Maintained by the Department of Homeland Security, the databank was formed by merging sensitive data provided by the Social Security Administration and other federal agencies to comply with President Donald Trump’s 2025 executive order “Preserving and Protecting the Integrity of American Elections.”
The result was the expansion of a DHS databank intended to track immigration status into a system enabling users to scour the Social Security and other records of native-born citizens.
U.S. District Judge Sparkle Sooknanan in Washington, D.C., found the database to be illegal for including information about natural-born Americans, providing access to Social Security numbers and for enabling mass searches by government officials.
“This case implicates two fundamental rights that protect Americans from government overreach: The right to privacy and the right to vote,” she wrote.
“All in all, the federal government has knowingly trampled on the privacy rights of American citizens in a manner that threatens the sacred right to vote. This court cannot stand idly by while that happens,” Sooknanan said in her June 22 opinion.
Her ruling sparked outrage online from conservatives who said judges shouldn’t be able to block presidential orders and foreign-born citizens like Sooknanan should not be allowed to serve as judges. Sooknanan was born in Trinidad and Tobago.
The judgment came in the case of League of Women Voters v. Department of Homeland Security, a class-action lawsuit filed in September challenging the Systematic Alien Verification for Entitlements database expanded in response to Trump’s executive order. The action alleges the system is illegal and already being used by Louisiana, Texas, Virginia and other states to open criminal investigations and purge voter rolls.
Plaintiffs include a coalition of League of Women Voters state chapters, the Electronic Privacy Information Center, or EPIC, and five individuals. They are represented by Democracy Forward, Citizens for Responsibility and Ethics in Washington, and the Fair Elections Center.
A separate lawsuit filed in April aims to stop the U.S. Department of Justice from demanding states hand over voter registration data that includes driver’s license numbers, dates and places of birth, signatures, home addresses, party affiliation, voting habits and Social Security numbers, according to the American Civil Liberties Union, which is co-counsel in the action brought by Common Cause and four individuals.
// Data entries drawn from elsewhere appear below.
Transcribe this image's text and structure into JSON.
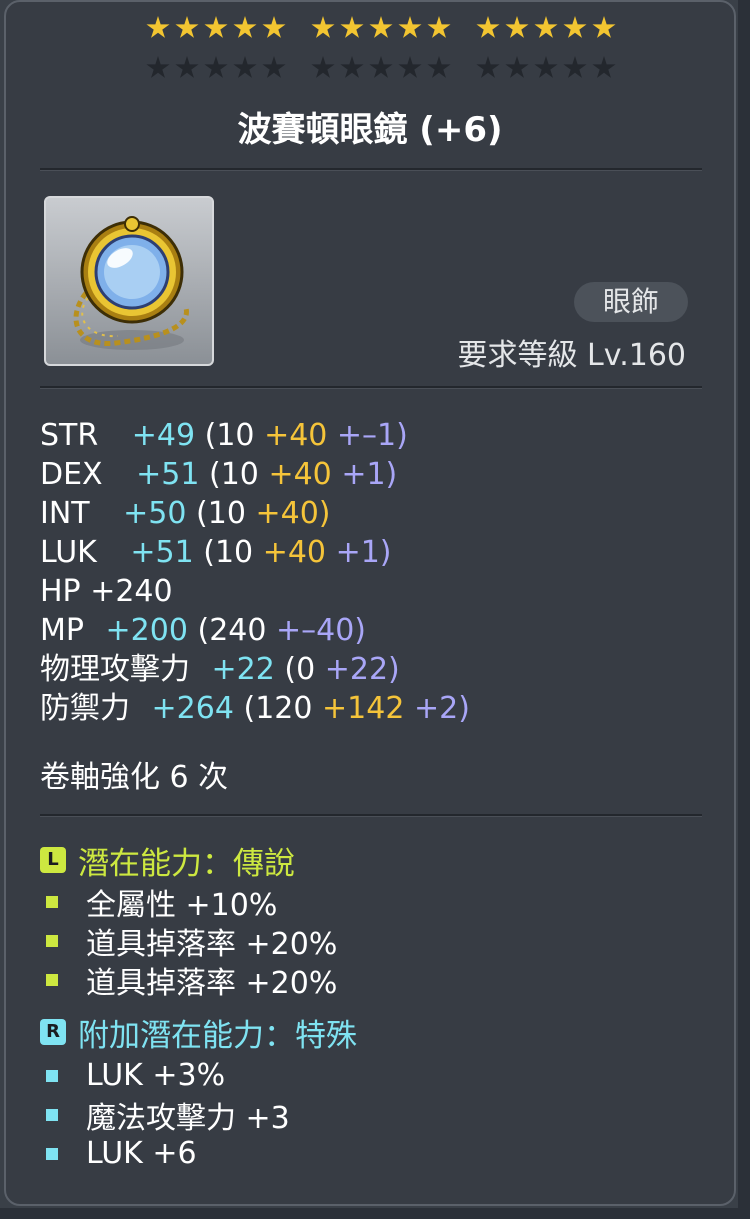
{
  "item": {
    "name": "波賽頓眼鏡 (+6)",
    "category": "眼飾",
    "required_level": "要求等級 Lv.160"
  },
  "star_force": {
    "filled": 15,
    "total": 30
  },
  "stats": [
    {
      "label": "STR",
      "total": "+49",
      "base": "(10",
      "enhance": "+40",
      "star": "+–1)"
    },
    {
      "label": "DEX",
      "total": "+51",
      "base": "(10",
      "enhance": "+40",
      "star": "+1)"
    },
    {
      "label": "INT",
      "total": "+50",
      "base": "(10",
      "enhance": "+40)",
      "star": ""
    },
    {
      "label": "LUK",
      "total": "+51",
      "base": "(10",
      "enhance": "+40",
      "star": "+1)"
    },
    {
      "label": "HP",
      "total": "+240",
      "base": "",
      "enhance": "",
      "star": ""
    },
    {
      "label": "MP",
      "total": "+200",
      "base": "(240",
      "enhance": "",
      "star": "+–40)"
    },
    {
      "label": "物理攻擊力",
      "total": "+22",
      "base": "(0",
      "enhance": "",
      "star": "+22)"
    },
    {
      "label": "防禦力",
      "total": "+264",
      "base": "(120",
      "enhance": "+142",
      "star": "+2)"
    }
  ],
  "scroll_upgrades": "卷軸強化 6 次",
  "potential": {
    "badge": "L",
    "title": "潛在能力：傳說",
    "lines": [
      "全屬性 +10%",
      "道具掉落率 +20%",
      "道具掉落率 +20%"
    ]
  },
  "additional_potential": {
    "badge": "R",
    "title": "附加潛在能力：特殊",
    "lines": [
      "LUK +3%",
      "魔法攻擊力 +3",
      "LUK +6"
    ]
  },
  "colors": {
    "total": "#7fe3f2",
    "enhance": "#f5c43a",
    "star": "#a9a6f7",
    "legendary": "#cde840",
    "special": "#7fe3f2"
  }
}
“DOJ’s apparent purpose in collecting this data is to conduct its own state-by-state voter list maintenance operation and compel states to purge eligible voters from their voter rolls as part of the Trump administration’s attempts to take over elections from states and subvert the 2026 midterm elections,” the suit contends.
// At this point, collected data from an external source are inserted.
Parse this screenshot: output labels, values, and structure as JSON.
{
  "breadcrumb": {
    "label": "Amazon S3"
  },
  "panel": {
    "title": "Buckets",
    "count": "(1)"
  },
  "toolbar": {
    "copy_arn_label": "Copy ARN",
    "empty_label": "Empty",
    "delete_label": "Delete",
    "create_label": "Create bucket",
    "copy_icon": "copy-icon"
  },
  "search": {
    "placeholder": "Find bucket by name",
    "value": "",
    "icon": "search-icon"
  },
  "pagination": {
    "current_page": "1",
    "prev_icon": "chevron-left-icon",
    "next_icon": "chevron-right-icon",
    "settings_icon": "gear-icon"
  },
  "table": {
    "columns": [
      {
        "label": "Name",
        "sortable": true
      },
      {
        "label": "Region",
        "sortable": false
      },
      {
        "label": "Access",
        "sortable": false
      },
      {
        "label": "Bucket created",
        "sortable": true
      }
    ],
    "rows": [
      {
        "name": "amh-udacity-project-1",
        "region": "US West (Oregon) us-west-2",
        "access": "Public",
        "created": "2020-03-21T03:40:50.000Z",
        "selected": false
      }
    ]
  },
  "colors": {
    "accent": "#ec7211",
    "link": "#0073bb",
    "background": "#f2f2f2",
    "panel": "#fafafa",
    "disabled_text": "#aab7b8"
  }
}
In the meantime, the administration has filed 31 federal lawsuits against 30 states and the District of Columbia for refusing to submit voter registration information to the government, according to the State Democracy Research Initiative at the University of Wisconsin Law School.
To date, no court has ruled in the government’s favor.
To date, no court has ruled in the government’s favor, while the U.S. Sixth Circuit Court of Appeals upheld a district court dismissal of DOJ’s lawsuit against Michigan, while district courts have dismissed the agency’s litigation against Arizona, California, Maine, Maryland, Oregon and Rhode Island.
In her ruling against DHS in League of Women Voters, Sooknanan said the agency violated a range of federal laws governing citizen data, including the Computer Matching and Privacy Protection Act, the Privacy Act and the Social Security Act.
“The data at the heart of this lawsuit was unlawfully consolidated in violation of privacy laws intended to protect sensitive personal information,” Democracy Forward President Skye Perryman said.
Marcia Johnson, chief of activation and justice for the League of Women Voters, proclaimed the ruling as a victory for voters: “Efforts to create a federal voter database to facilitate voter purges threaten the fundamental right at the heart of our democracy.”
Putting a stop to the illegal consolidation of sensitive personal data between federal agencies upholds privacy rights and protects democracy and the right to vote, EPIC Deputy Director John Davisson said. “The ruling underscores that government agencies must follow the law, defend privacy, and remain accountable to the public they serve.”
Meanwhile, on Wednesday, Postmaster General David Steiner told a Senate hearing he does not intend to deliver mail-in ballots in states that decline to hand over sensitive data about voters to the federal government.
The proposed new postal rule coincides with another Trump executive order seeking to restrict voting by mail.
Steiner told the Senate Homeland Security Committee the proposed rule would halt delivery of mail-in ballots in states that do not comply with Trump’s demands.